The Impact of MSFS On Product Development For Enthusiast Flight Simulation
August 26, 2021
The fact that the release of MFS would have an effect on the product landscape came as a surprise to few, but I reckon quite a few of us nevertheless underestimated the magnitude of the effect. In this article, we’ll take a concise look at exactly what has happened, and some of the probable reasons behind those changes.
First and foremost, there have been massive price drops across all product categories. Even a cursory look reveals that, for example, Orbx scenery is on average up to 40% cheaper on MFS than FSX/P3D. Other on-point examples include the fact that a sub-100-dollar price is widely expected for the Fenix A320 product, and that, consequently, PMDG is considered potentially unable to price their NG3 at the previously announced $140, unless they are willing to risk pricing themselves out of the market. This is a scale effect: with simming somewhat out of its previously established niche, developers are able to dramatically lower prices without compromising margins. In fact, one might even be tempted to go so far as to predict that the days of 100-dollar addons are (or will shortly be) over. Win-win? Perhaps, but I’m interested in seeing what the net effect will be for developers for whom pricing is a key part of their image.
Perhaps as a corollary to the aforementioned, we are starting to see lots of new developers on the scene. Of course, these represent a wide range of product types, but returning to Fenix as an example, they have already shown examples of what it takes to challenge established study-level airliner products -- not easy to do, especially with your first release. The recent shenanigans of Captain Sim, on the other hand, stand in diametric opposition to what was just said. They fully deserve all the backlash, and I doubt they’ll last long. Speaking of newcomers, however, Bredok3D and their peculiar 737 Franken-MAX seem to have demonstrated that “lo-fi” addons as a whole may be experiencing a renaissance. Abacus, anyone?
It has also been interesting to note the recent rebirth of the freeware scene. Only this time around, given improvements in development tools available to the general public, freeware projects will be able to rival commercial releases in scope and fidelity more frequently than previously.
But it’s not all roses, as it never is. Firstly, let’s say this aloud: sales for older platforms are plummeting, which is causing significant practical problems for many developers small and large. At the same time, discussions on the fsdeveloper.com forums point at customer expectations being through the roof, and for considerably less money to boot. At the same time, one has to adopt a new workflow, or, alternatively, risk oblivion. Not an easy equation to balance, especially if you have mouths to feed:
There are also some factors inherent in the MFS product concept that potentially make it harder for new entrants to break through. For example, the built-in marketplace, a cornerstone of Flight Simulator’s second coming, is notoriously slow at accepting both new products and patches. This has already caused customer service issues for developers, as they necessarily make do with a clunky process that’s ultimately beyond their control.

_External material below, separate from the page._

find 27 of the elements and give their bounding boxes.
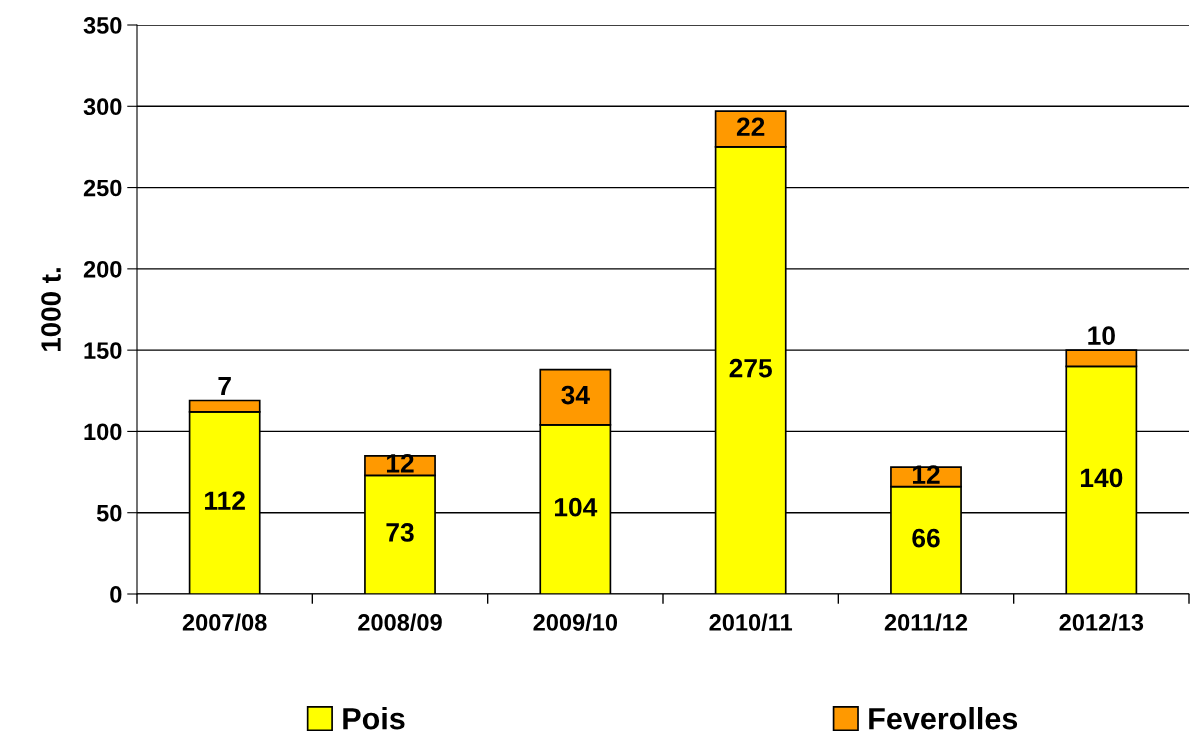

In addition, the wider-than-ever appeal of MFS may also have unwanted side effects, not only for developers, but also for aircraft manufacturers and airport administrations whose assets are being represented in-sim: recently, a user on the PMDG community discord server had to be banned for posting content which hinted at using PMDG products to depict destruction of man-made structures. We have seen previous incidents which have featured the community under less-than-amicable circumstances, such as the Q400 “Sky King” incident of 2018. Such incidents are not the norm, of course, but we ought to ensure we stay on good terms with the wider community. This is particularly important for simulator-oriented content creators, who are a sort of public spearhead for the rest of us.
Still, the new simulator presents equally amazing promotional opportunities for the wider aviation field. For example, the latest Sim Update features a 3D virtual tour of Orbis’ “Flying Eye Hospital” MD10, an excellent example of the simulator furthering wider educational goals:
During its first year then, the road has not been entirely problem-free for MFS, especially with the latest updates, but hopefully it will eventually mature into a platform for all of us.